Regarding your school, it is frustrating and messed up that kids with chronic violent behaviors are permitted to remain in the class due to an IEP. That sends the wrong message as everyone knows that the law in the real world will not care about IEPs.

It is a lose-lose situation if no one in the building is trained. If the child hurts himself in a room by himself, there is a problem and the child obviously should not be around other children either.

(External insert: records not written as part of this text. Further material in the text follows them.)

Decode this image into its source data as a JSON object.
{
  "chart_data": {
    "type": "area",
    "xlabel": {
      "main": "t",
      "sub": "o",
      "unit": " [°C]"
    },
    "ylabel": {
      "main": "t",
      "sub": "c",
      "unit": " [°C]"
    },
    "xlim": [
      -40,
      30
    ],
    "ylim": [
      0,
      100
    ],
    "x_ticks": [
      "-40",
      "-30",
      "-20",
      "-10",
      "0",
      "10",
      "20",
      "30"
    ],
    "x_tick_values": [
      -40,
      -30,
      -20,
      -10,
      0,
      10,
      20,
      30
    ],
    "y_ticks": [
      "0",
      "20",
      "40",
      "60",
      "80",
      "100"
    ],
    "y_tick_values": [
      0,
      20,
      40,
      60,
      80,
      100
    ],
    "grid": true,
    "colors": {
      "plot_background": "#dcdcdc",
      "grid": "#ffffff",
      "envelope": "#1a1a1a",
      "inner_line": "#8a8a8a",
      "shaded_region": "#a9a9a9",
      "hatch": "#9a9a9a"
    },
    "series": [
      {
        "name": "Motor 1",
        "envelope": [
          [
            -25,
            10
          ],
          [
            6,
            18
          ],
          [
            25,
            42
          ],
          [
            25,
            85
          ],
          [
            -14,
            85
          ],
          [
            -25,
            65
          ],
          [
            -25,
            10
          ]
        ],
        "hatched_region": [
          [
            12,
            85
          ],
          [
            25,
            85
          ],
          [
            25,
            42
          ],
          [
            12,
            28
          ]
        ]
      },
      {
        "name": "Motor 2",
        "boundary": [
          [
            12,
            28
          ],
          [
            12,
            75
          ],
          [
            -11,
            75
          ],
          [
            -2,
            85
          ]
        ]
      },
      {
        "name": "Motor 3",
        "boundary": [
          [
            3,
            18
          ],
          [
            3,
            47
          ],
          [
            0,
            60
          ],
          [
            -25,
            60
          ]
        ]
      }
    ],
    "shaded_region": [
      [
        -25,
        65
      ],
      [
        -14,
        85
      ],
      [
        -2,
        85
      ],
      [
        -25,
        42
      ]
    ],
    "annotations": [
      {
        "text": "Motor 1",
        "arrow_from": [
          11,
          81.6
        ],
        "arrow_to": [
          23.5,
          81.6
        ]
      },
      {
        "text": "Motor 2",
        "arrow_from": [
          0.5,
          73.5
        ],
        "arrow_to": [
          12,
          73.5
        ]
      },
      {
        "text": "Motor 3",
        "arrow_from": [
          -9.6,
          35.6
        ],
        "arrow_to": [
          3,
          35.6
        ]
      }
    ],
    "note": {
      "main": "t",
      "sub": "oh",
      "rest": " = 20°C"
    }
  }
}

Also not true about staff being trained to properly restrain kids.
At my kids school a black and white kid both had tantrums and tore the class room up. Principal tried to restrain the black kid and was kicked. Black kid was expelled. New rule implemented that staff can't touch the kids. White kid tears class room up the next year and no one touched him. Everyone exited the room and he pulled down a book shelf. He got to stay because he had an IEP.
 

LivingInPeace

Well-Known Member
In a word... yes... also, back-in-the-day... We just called those monsters bad and beat them!
I didn’t want to say it but it’s true. You could cut up if you wanted to. But it would be dealt with swiftly. Ain’t nobody care if you had a “condition “. Then your parents would be advised and they would be invited to help “adjust “ your attitude as well.